Turkey Trial Of Saudi Suspects In Khashoggi Murder Begins In Absentia
Twenty Saudi suspects including two former aides to Crown Prince Mohammed bin Salman went on trial in absentia in Turkey on Friday, accused of killing and dismembering journalist Jamal Khashoggi in 2018.
Khashoggi, 59, was an insider-turned-critic who wrote for The Washington Post before he was killed inside the Saudi consulate in Istanbul on October 2, 2018 where he had gone to obtain documents for his wedding to Turkish fiancee Hatice Cengiz.
Turkish prosecutors claim Saudi deputy intelligence chief Ahmed al-Assiri and the royal court's media czar Saud al-Qahtani led the operation and gave orders to a Saudi hit team.
They were formally charged in March with "instigating the deliberate and monstrous killing, causing torment".
Eighteen other suspects -- including intelligence operative Maher Mutreb who frequently travelled with the crown prince on foreign tours, forensic expert Salah al-Tubaigy and Fahad al-Balawi, a member of the Saudi royal guard -- were charged with "deliberately and monstrously killing, causing torment".

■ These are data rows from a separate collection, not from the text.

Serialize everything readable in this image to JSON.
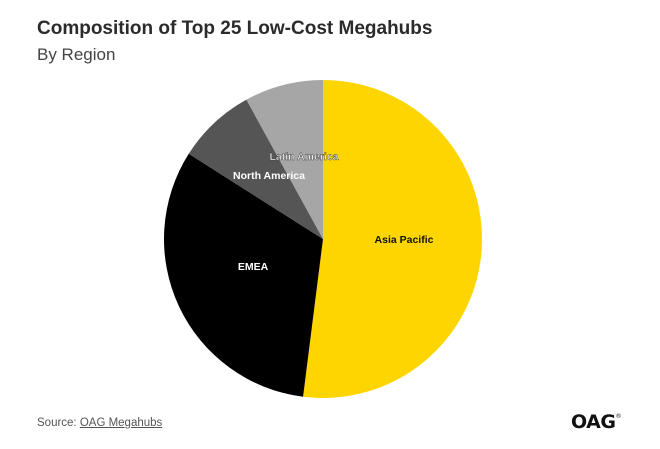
{
  "header": {
    "title": "Composition of Top 25 Low-Cost Megahubs",
    "subtitle": "By Region"
  },
  "footer": {
    "source_prefix": "Source: ",
    "source_link": "OAG Megahubs",
    "logo": "OAG",
    "logo_mark": "®"
  },
  "chart_data": {
    "type": "pie",
    "title": "Composition of Top 25 Low-Cost Megahubs",
    "subtitle": "By Region",
    "start_angle_deg": 0,
    "direction": "clockwise",
    "slices": [
      {
        "label": "Asia Pacific",
        "value": 52,
        "color": "#FFD500"
      },
      {
        "label": "EMEA",
        "value": 32,
        "color": "#000000"
      },
      {
        "label": "North America",
        "value": 8,
        "color": "#555555"
      },
      {
        "label": "Latin America",
        "value": 8,
        "color": "#A6A6A6"
      }
    ]
  }
}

The prosecutor has already issued arrest warrants for the suspects who are not in Turkey, so they face life terms without the likelihood of ever serving any conviction.
Cengiz, who is a complainant in the case, was attending the trial alongside the UN special rapporteur on extrajudicial, summary or arbitrary executions, Agnes Callamard.

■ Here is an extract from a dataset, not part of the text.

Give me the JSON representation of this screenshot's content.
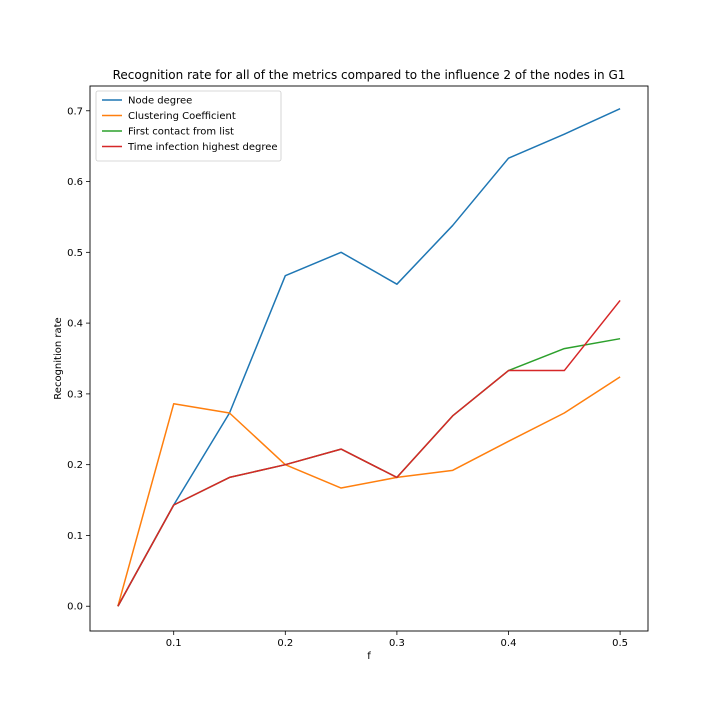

Yasin Aktay, a close friend of Khashoggi and advisor to Turkish President Recep Tayyip Erdogan's ruling party, was also in the courtroom.
Erdogan has said the order to murder Khashoggi came from "the highest levels" of the Saudi government but has never directly blamed Prince Mohammed.
"We have confidence in the Turkish judiciary. Now, the judicial process has started. We will continue our search for justice, here in Turkey and everywhere else, using every means available," Cengiz told journalists after the hearing ended.
It was Cengiz who had notified authorities of the disappearance of her fiance after she had waited for several hours outside the Saudi consulate.
During the Istanbul prosecutor's investigation, the suspects' phone records, their presence at the consulate confirmed by CCTV images, as well as Khashoggi's laptop, two phones and an iPad were analysed.
Khashoggi was killed and dismembered in the Saudi consulate in a case that tarnished the reputation of the crown prince despite his strenuous denial of any involvement.
Khashoggi's remains have never been found.
Saudi Arabia describes the murder as a "rogue" operation but both the CIA and Callamard have directly linked the crown prince, the de facto ruler and heir to the Saudi throne, to the killing.
During the hearing on Friday, Cengiz and a Turkish employee of the Saudi consul's residence in Istanbul testified.
According to Callamard, the employee said he had been called to the residence on the day of the murder to light a large oven in the garden "where four or five 'guests'" were already present.
"When he returned three days later, he discovered the marble stone around the furnace had been bleached," she added.
The next hearing in the case will be on November 24.
A closed-door trial of 11 suspects in Saudi Arabia ended in December with five unnamed people sentenced to death.
The crown prince's former aides, Assiri and Qahtani, were exonerated.
"The Saudi process was anything but justice. It was a travesty of justice," Callamard said after the hearing in Turkey.
The Turkish case "sends a very strong message to dictators around the world that they cannot get away with killing a journalist," she added.
The sons of Khashoggi said they forgave his killers in May this year, a moved expected to allow the government to grant clemency for the five convicts on death row.
The two countries are also on opposing sides in the Libyan war, where Ankara has recently helped turn the tide in favour of the UN-recognised government in Tripoli.